Abstract: We holographically study quantum chaos in hyperscaling-violating Lifshitz (HVL) theories (with charge). Specifically, we present a detailed computation of the out-of-time ordered correlator (OTOC) via shockwave analysis in the bulk HVL geometry with a planar horizon topology. We also compute the butterfly velocity ($v_{B}$) using the entanglement wedge reconstruction and find that it matches the result obtained from the shockwave analysis. Using a recently developed thermodynamic dictionary for HVL theories, we express $v_B$ purely in terms of boundary thermodynamic variables. Furthermore, we analyze in detail the behavior of $v_{B}$ with respect to the dynamical critical exponent ($z$), hyperscaling-violating parameter ($\theta$), entropy (more precisely, the ratio of entropy to the central charge, $\tilde{S}$), and charge (more precisely, the ratio of charge to the central charge, $\tilde{Q}$). Interestingly, $v_B$ varies non-monotonically with $z$ for $\tilde{S} < 1$, whereas it increases monotonically with $z$ for $\tilde{S} \geq 1$. Additionally, $v_B$ varies non-monotonically with $\theta$ for non-zero charge.
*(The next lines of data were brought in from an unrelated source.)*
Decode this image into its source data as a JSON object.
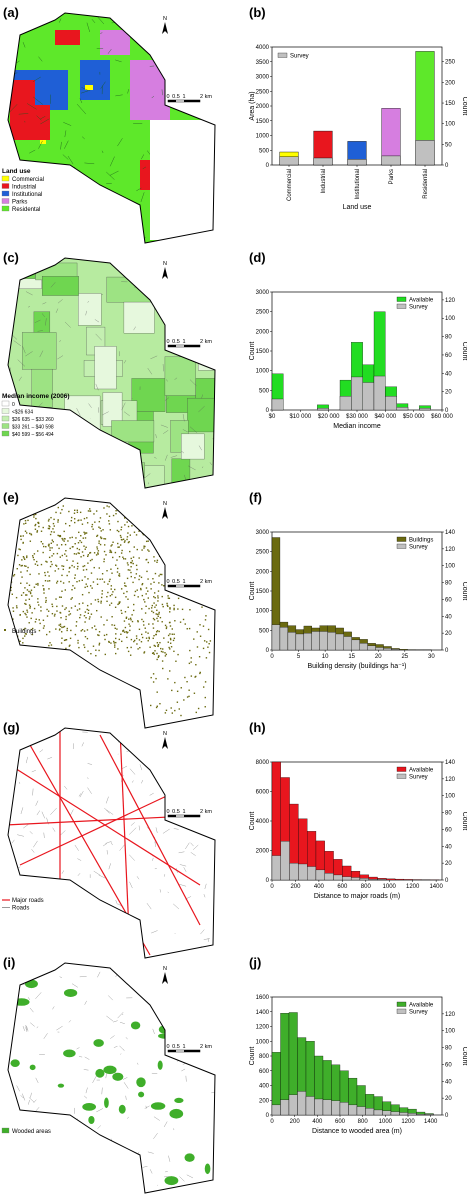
{
  "panels": [
    {
      "label": "(a)",
      "map": {
        "kind": "landuse",
        "north": "N",
        "scale": [
          "0",
          "0.5",
          "1",
          "2 km"
        ],
        "legend_title": "Land use",
        "legend": [
          {
            "label": "Commercial",
            "color": "#ffff00"
          },
          {
            "label": "Industrial",
            "color": "#e8161e"
          },
          {
            "label": "Institutional",
            "color": "#1f5fd6"
          },
          {
            "label": "Parks",
            "color": "#d67ee0"
          },
          {
            "label": "Residental",
            "color": "#5ee82a"
          }
        ]
      }
    },
    {
      "label": "(c)",
      "map": {
        "kind": "income",
        "north": "N",
        "scale": [
          "0",
          "0.5",
          "1",
          "2 km"
        ],
        "legend_title": "Median income (2006)",
        "legend": [
          {
            "label": "0",
            "color": "#ffffff"
          },
          {
            "label": "<$26 634",
            "color": "#e6f8dd"
          },
          {
            "label": "$26 635 – $33 260",
            "color": "#c4efb1"
          },
          {
            "label": "$33 261 – $40 598",
            "color": "#9de383"
          },
          {
            "label": "$40 599 – $56 494",
            "color": "#6fd650"
          }
        ]
      }
    },
    {
      "label": "(e)",
      "map": {
        "kind": "buildings",
        "north": "N",
        "scale": [
          "0",
          "0.5",
          "1",
          "2 km"
        ],
        "legend_title": "",
        "legend": [
          {
            "label": "Buildings",
            "color": "#6b6a10"
          }
        ]
      }
    },
    {
      "label": "(g)",
      "map": {
        "kind": "roads",
        "north": "N",
        "scale": [
          "0",
          "0.5",
          "1",
          "2 km"
        ],
        "legend_title": "",
        "legend": [
          {
            "label": "Major roads",
            "color": "#e8161e"
          },
          {
            "label": "Roads",
            "color": "#555555"
          }
        ]
      }
    },
    {
      "label": "(i)",
      "map": {
        "kind": "wooded",
        "north": "N",
        "scale": [
          "0",
          "0.5",
          "1",
          "2 km"
        ],
        "legend_title": "",
        "legend": [
          {
            "label": "Wooded areas",
            "color": "#3fae2a"
          }
        ]
      }
    }
  ],
  "chart_data": [
    {
      "label": "(b)",
      "type": "bar",
      "xlabel": "Land use",
      "ylabel": "Area (ha)",
      "y2label": "Count",
      "categories": [
        "Commercial",
        "Industrial",
        "Institutional",
        "Parks",
        "Residential"
      ],
      "ylim": [
        0,
        4000
      ],
      "yticks": [
        0,
        500,
        1000,
        1500,
        2000,
        2500,
        3000,
        3500,
        4000
      ],
      "y2lim": [
        0,
        285.7
      ],
      "y2ticks": [
        0,
        50,
        100,
        150,
        200,
        250
      ],
      "series": [
        {
          "values": [
            440,
            1150,
            800,
            1920,
            3850
          ],
          "colors": [
            "#ffff00",
            "#e8161e",
            "#1f5fd6",
            "#d67ee0",
            "#5ee82a"
          ]
        },
        {
          "name": "Survey",
          "values": [
            20,
            17,
            14,
            22,
            60
          ],
          "axis": "right",
          "color": "#c0c0c0"
        }
      ],
      "legend_position": "top-left"
    },
    {
      "label": "(d)",
      "type": "bar",
      "xlabel": "Median income",
      "ylabel": "Count",
      "y2label": "Count",
      "xlim": [
        0,
        60000
      ],
      "xticks": [
        0,
        10000,
        20000,
        30000,
        40000,
        50000,
        60000
      ],
      "xticklabels": [
        "$0",
        "$10 000",
        "$20 000",
        "$30 000",
        "$40 000",
        "$50 000",
        "$60 000"
      ],
      "ylim": [
        0,
        3000
      ],
      "yticks": [
        0,
        500,
        1000,
        1500,
        2000,
        2500,
        3000
      ],
      "y2lim": [
        0,
        128.6
      ],
      "y2ticks": [
        0,
        20,
        40,
        60,
        80,
        100,
        120
      ],
      "bin_starts": [
        0,
        4000,
        8000,
        12000,
        16000,
        20000,
        24000,
        28000,
        32000,
        36000,
        40000,
        44000,
        48000,
        52000,
        56000
      ],
      "bin_width": 4000,
      "series": [
        {
          "name": "Available",
          "values": [
            920,
            0,
            0,
            0,
            130,
            0,
            760,
            1720,
            1150,
            2500,
            590,
            160,
            0,
            110,
            0
          ],
          "color": "#22dd22"
        },
        {
          "name": "Survey",
          "values": [
            12,
            0,
            0,
            0,
            2,
            0,
            15,
            36,
            30,
            37,
            15,
            3,
            0,
            2,
            0
          ],
          "axis": "right",
          "color": "#c0c0c0"
        }
      ],
      "legend_position": "top-right"
    },
    {
      "label": "(f)",
      "type": "bar",
      "xlabel": "Building density (buildings ha⁻¹)",
      "ylabel": "Count",
      "y2label": "Count",
      "xlim": [
        0,
        32
      ],
      "xticks": [
        0,
        5,
        10,
        15,
        20,
        25,
        30
      ],
      "ylim": [
        0,
        3000
      ],
      "yticks": [
        0,
        500,
        1000,
        1500,
        2000,
        2500,
        3000
      ],
      "y2lim": [
        0,
        140
      ],
      "y2ticks": [
        0,
        20,
        40,
        60,
        80,
        100,
        120,
        140
      ],
      "bin_starts": [
        0,
        1.5,
        3,
        4.5,
        6,
        7.5,
        9,
        10.5,
        12,
        13.5,
        15,
        16.5,
        18,
        19.5,
        21,
        22.5,
        24,
        25.5,
        27,
        28.5
      ],
      "bin_width": 1.5,
      "series": [
        {
          "name": "Buildings",
          "values": [
            2860,
            710,
            620,
            520,
            610,
            560,
            620,
            620,
            560,
            460,
            320,
            270,
            170,
            140,
            90,
            40,
            20,
            10,
            5,
            5
          ],
          "color": "#6b6a10"
        },
        {
          "name": "Survey",
          "values": [
            30,
            27,
            21,
            19,
            20,
            22,
            22,
            21,
            19,
            16,
            12,
            8,
            5,
            3,
            2,
            1,
            0,
            0,
            0,
            0
          ],
          "axis": "right",
          "color": "#c0c0c0"
        }
      ],
      "legend_position": "top-right"
    },
    {
      "label": "(h)",
      "type": "bar",
      "xlabel": "Distance to major roads (m)",
      "ylabel": "Count",
      "y2label": "Count",
      "xlim": [
        0,
        1450
      ],
      "xticks": [
        0,
        200,
        400,
        600,
        800,
        1000,
        1200,
        1400
      ],
      "ylim": [
        0,
        8000
      ],
      "yticks": [
        0,
        2000,
        4000,
        6000,
        8000
      ],
      "y2lim": [
        0,
        140
      ],
      "y2ticks": [
        0,
        20,
        40,
        60,
        80,
        100,
        120,
        140
      ],
      "bin_starts": [
        0,
        75,
        150,
        225,
        300,
        375,
        450,
        525,
        600,
        675,
        750,
        825,
        900,
        975,
        1050,
        1125,
        1200,
        1275,
        1350
      ],
      "bin_width": 75,
      "series": [
        {
          "name": "Available",
          "values": [
            8000,
            6950,
            5150,
            4150,
            3300,
            2650,
            1950,
            1400,
            950,
            600,
            350,
            200,
            120,
            80,
            60,
            40,
            30,
            20,
            10
          ],
          "color": "#e8161e"
        },
        {
          "name": "Survey",
          "values": [
            29,
            46,
            20,
            19,
            16,
            12,
            8,
            6,
            4,
            3,
            2,
            1,
            1,
            0,
            0,
            0,
            0,
            0,
            0
          ],
          "axis": "right",
          "color": "#c0c0c0"
        }
      ],
      "legend_position": "top-right"
    },
    {
      "label": "(j)",
      "type": "bar",
      "xlabel": "Distance to wooded area (m)",
      "ylabel": "Count",
      "y2label": "Count",
      "xlim": [
        0,
        1500
      ],
      "xticks": [
        0,
        200,
        400,
        600,
        800,
        1000,
        1200,
        1400
      ],
      "ylim": [
        0,
        1600
      ],
      "yticks": [
        0,
        200,
        400,
        600,
        800,
        1000,
        1200,
        1400,
        1600
      ],
      "y2lim": [
        0,
        140
      ],
      "y2ticks": [
        0,
        20,
        40,
        60,
        80,
        100,
        120
      ],
      "bin_starts": [
        0,
        75,
        150,
        225,
        300,
        375,
        450,
        525,
        600,
        675,
        750,
        825,
        900,
        975,
        1050,
        1125,
        1200,
        1275,
        1350
      ],
      "bin_width": 75,
      "series": [
        {
          "name": "Available",
          "values": [
            850,
            1380,
            1390,
            1050,
            1000,
            800,
            740,
            680,
            600,
            500,
            400,
            280,
            250,
            180,
            140,
            100,
            80,
            40,
            20
          ],
          "color": "#3fae2a"
        },
        {
          "name": "Survey",
          "values": [
            12,
            18,
            24,
            28,
            22,
            19,
            18,
            17,
            15,
            12,
            10,
            8,
            6,
            5,
            4,
            3,
            2,
            1,
            1
          ],
          "axis": "right",
          "color": "#c0c0c0"
        }
      ],
      "legend_position": "top-right"
    }
  ]
}
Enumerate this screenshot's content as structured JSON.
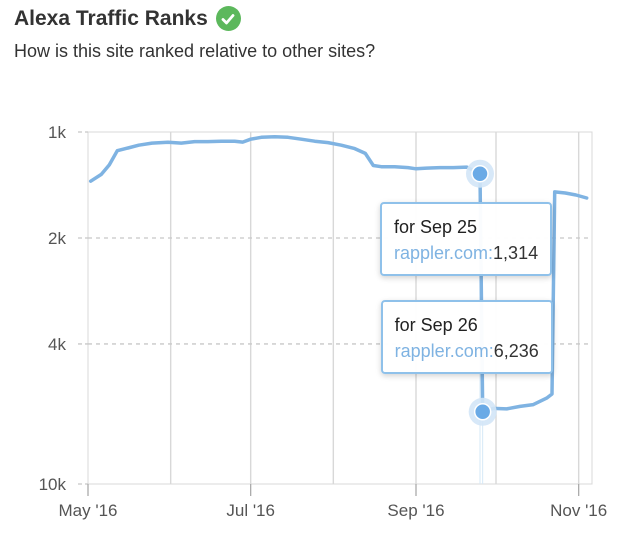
{
  "header": {
    "title": "Alexa Traffic Ranks",
    "subtitle": "How is this site ranked relative to other sites?",
    "verified_icon": "check-circle-icon"
  },
  "colors": {
    "line": "#7fb3e2",
    "point": "#6aaae6",
    "grid": "#d8d8d8",
    "tooltip_border": "#8fc1ea",
    "check": "#5cb85c"
  },
  "chart_data": {
    "type": "line",
    "title": "",
    "xlabel": "",
    "ylabel": "",
    "y_scale": "log-reversed",
    "ylim": [
      1000,
      10000
    ],
    "y_ticks": [
      {
        "value": 1000,
        "label": "1k"
      },
      {
        "value": 2000,
        "label": "2k"
      },
      {
        "value": 4000,
        "label": "4k"
      },
      {
        "value": 10000,
        "label": "10k"
      }
    ],
    "x_ticks": [
      {
        "date": "2016-05-01",
        "label": "May '16"
      },
      {
        "date": "2016-07-01",
        "label": "Jul '16"
      },
      {
        "date": "2016-09-01",
        "label": "Sep '16"
      },
      {
        "date": "2016-11-01",
        "label": "Nov '16"
      }
    ],
    "xlim": [
      "2016-05-01",
      "2016-11-06"
    ],
    "grid": true,
    "series": [
      {
        "points": [
          [
            "2016-05-02",
            1380
          ],
          [
            "2016-05-06",
            1320
          ],
          [
            "2016-05-09",
            1240
          ],
          [
            "2016-05-12",
            1130
          ],
          [
            "2016-05-16",
            1110
          ],
          [
            "2016-05-20",
            1090
          ],
          [
            "2016-05-25",
            1075
          ],
          [
            "2016-05-31",
            1070
          ],
          [
            "2016-06-05",
            1075
          ],
          [
            "2016-06-10",
            1065
          ],
          [
            "2016-06-15",
            1065
          ],
          [
            "2016-06-20",
            1063
          ],
          [
            "2016-06-25",
            1062
          ],
          [
            "2016-06-28",
            1068
          ],
          [
            "2016-07-01",
            1048
          ],
          [
            "2016-07-05",
            1035
          ],
          [
            "2016-07-10",
            1032
          ],
          [
            "2016-07-15",
            1035
          ],
          [
            "2016-07-20",
            1048
          ],
          [
            "2016-07-25",
            1062
          ],
          [
            "2016-07-30",
            1072
          ],
          [
            "2016-08-04",
            1090
          ],
          [
            "2016-08-09",
            1115
          ],
          [
            "2016-08-13",
            1150
          ],
          [
            "2016-08-16",
            1245
          ],
          [
            "2016-08-19",
            1255
          ],
          [
            "2016-08-24",
            1255
          ],
          [
            "2016-08-29",
            1262
          ],
          [
            "2016-09-01",
            1272
          ],
          [
            "2016-09-05",
            1266
          ],
          [
            "2016-09-10",
            1262
          ],
          [
            "2016-09-15",
            1262
          ],
          [
            "2016-09-20",
            1258
          ],
          [
            "2016-09-25",
            1314
          ],
          [
            "2016-09-26",
            6236
          ],
          [
            "2016-09-30",
            6100
          ],
          [
            "2016-10-05",
            6120
          ],
          [
            "2016-10-10",
            6020
          ],
          [
            "2016-10-15",
            5950
          ],
          [
            "2016-10-20",
            5700
          ],
          [
            "2016-10-22",
            5550
          ],
          [
            "2016-10-23",
            1480
          ],
          [
            "2016-10-27",
            1490
          ],
          [
            "2016-10-31",
            1510
          ],
          [
            "2016-11-04",
            1540
          ]
        ]
      }
    ],
    "highlighted_points": [
      {
        "date": "2016-09-25",
        "value": 1314
      },
      {
        "date": "2016-09-26",
        "value": 6236
      }
    ]
  },
  "tooltips": [
    {
      "date_label": "for Sep 25",
      "site": "rappler.com:",
      "value": "1,314"
    },
    {
      "date_label": "for Sep 26",
      "site": "rappler.com:",
      "value": "6,236"
    }
  ]
}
Moreover, $v_B$ monotonically increases with $\tilde{S}$ and decreases with $\tilde{Q}$ for all allowed values of $z$ and $\theta$. All these features are reported for combinations /{$z$, $\theta$, $\tilde{S}$, $\tilde{Q}$/} for which the temperature is positive, the null energy condition is satisfied, and $v_B$ is not superluminal. Unpacking the non-monotonicities in $v_B$ can offer interesting insights into these theories.